Prokaryotic Toxin-Antitoxin systems are self-selecting or addictive genetic elements that are easily acquired but difficult to lose. They encode a protein toxin and a cognate protein antitoxin that binds and neutralizes the toxin. The antitoxin is generally both synthesized and degraded at a greater rate that the toxin. In the steady state, there is sufficient antitoxin to neutralize the toxin. However if expression of the system ceases (due to loss of the genes, addition of antibiotics, or other such circumstances) the continuing degradation of the antitoxin will produce a transient pulse of free toxin that then arrests or kills the cell. Transcription of the system is generally negatively autoregulated by the protein products.
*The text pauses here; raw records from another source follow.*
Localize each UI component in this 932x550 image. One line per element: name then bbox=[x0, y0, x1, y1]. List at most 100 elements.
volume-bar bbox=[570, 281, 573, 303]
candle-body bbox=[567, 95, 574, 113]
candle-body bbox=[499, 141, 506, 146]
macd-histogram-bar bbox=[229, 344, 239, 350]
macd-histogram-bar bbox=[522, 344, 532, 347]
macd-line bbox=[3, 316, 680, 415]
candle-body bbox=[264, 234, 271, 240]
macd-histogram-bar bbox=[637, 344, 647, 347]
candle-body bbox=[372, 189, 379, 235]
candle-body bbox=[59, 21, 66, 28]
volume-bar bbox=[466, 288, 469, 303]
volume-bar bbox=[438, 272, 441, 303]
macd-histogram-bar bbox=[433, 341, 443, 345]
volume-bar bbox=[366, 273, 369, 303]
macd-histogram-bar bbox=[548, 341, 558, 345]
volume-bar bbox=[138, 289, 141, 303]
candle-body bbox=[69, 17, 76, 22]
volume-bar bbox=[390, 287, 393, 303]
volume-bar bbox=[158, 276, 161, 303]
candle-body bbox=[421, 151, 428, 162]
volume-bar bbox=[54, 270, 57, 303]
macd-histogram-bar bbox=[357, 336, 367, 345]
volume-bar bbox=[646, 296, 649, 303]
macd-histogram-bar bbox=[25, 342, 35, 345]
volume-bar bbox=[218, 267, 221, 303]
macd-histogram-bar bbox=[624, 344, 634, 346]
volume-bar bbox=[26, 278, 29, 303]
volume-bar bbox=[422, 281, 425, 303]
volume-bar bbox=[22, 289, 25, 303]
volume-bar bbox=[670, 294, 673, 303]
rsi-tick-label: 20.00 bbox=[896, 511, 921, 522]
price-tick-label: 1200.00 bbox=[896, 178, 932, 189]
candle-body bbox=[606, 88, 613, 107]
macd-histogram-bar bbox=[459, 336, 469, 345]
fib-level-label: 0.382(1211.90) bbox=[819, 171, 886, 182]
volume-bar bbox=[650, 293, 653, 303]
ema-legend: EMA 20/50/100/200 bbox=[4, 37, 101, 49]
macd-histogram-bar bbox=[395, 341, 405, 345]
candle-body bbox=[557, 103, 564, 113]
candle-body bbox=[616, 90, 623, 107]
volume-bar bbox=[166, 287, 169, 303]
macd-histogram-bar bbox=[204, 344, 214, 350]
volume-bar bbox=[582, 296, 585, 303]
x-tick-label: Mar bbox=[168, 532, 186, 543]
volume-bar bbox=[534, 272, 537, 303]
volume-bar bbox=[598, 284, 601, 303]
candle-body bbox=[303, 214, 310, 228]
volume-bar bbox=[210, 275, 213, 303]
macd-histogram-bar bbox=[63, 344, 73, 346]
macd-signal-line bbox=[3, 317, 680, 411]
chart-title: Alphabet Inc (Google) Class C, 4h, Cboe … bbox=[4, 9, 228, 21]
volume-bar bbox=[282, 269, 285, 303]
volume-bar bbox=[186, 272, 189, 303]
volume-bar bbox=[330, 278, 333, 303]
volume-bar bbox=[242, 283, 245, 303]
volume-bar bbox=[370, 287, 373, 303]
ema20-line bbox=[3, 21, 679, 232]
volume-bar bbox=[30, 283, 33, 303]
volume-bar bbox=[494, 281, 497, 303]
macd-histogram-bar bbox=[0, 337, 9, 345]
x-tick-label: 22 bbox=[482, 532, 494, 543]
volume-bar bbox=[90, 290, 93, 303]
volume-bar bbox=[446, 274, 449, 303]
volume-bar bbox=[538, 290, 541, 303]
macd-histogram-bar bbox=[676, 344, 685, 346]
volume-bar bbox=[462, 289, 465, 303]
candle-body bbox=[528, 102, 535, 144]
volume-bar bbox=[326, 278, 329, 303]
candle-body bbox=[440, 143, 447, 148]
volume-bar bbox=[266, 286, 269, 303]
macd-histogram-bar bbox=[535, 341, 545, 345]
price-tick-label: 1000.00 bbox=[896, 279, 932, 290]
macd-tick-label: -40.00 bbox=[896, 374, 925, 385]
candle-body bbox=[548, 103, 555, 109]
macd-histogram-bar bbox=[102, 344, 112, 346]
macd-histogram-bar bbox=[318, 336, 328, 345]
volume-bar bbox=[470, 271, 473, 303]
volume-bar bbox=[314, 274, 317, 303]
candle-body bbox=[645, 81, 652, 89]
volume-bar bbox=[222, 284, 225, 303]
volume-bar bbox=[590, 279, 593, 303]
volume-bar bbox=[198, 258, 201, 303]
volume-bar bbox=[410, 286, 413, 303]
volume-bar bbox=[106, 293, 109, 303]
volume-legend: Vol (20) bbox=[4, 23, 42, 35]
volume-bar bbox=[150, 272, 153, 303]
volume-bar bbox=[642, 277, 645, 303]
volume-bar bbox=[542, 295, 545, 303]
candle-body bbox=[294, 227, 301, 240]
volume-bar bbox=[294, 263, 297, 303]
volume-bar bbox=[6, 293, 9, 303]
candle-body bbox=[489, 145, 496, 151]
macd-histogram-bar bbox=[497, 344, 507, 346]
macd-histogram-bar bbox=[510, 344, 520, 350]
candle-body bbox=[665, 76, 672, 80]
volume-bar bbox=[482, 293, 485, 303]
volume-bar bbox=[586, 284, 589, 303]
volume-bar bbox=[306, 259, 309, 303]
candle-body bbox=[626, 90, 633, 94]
We are developing a general mathematical model for the acquisition and loss of toxin-antitoxin systems in a prokaryotic population. The general model presumes that individuals in the population either possess A, an addictive element or B, a defective element that encodes the antitoxin but lacks full toxin activity or C, no element at all. We can then determine the equilibrium proportions of these three types of individuals, as a function of the growth and survival rates that characterize the three states and the mutation and horizontal gene transfer rates that characterize the various transitions between states. Preliminary results, given an asymmetry in horizontal gene rates (due to addiction) and no difference in growth or survival rates (a simplifying neutral assumption), indicate that addictive and defective elements should be found, at equilibrium, in approximately equal frequencies. There is some controversy about whether Toxin-Antitoxin systems are beneficial regulators of cell growth or genetic parasites. The first hypothesis predicts that they should be well conserved and fully functional, the second, according to our models, predicts that they should be polymorphic and frequently defective. Thus, the controversy may be susceptible resolution by bioinformatics and/or physiological analyses.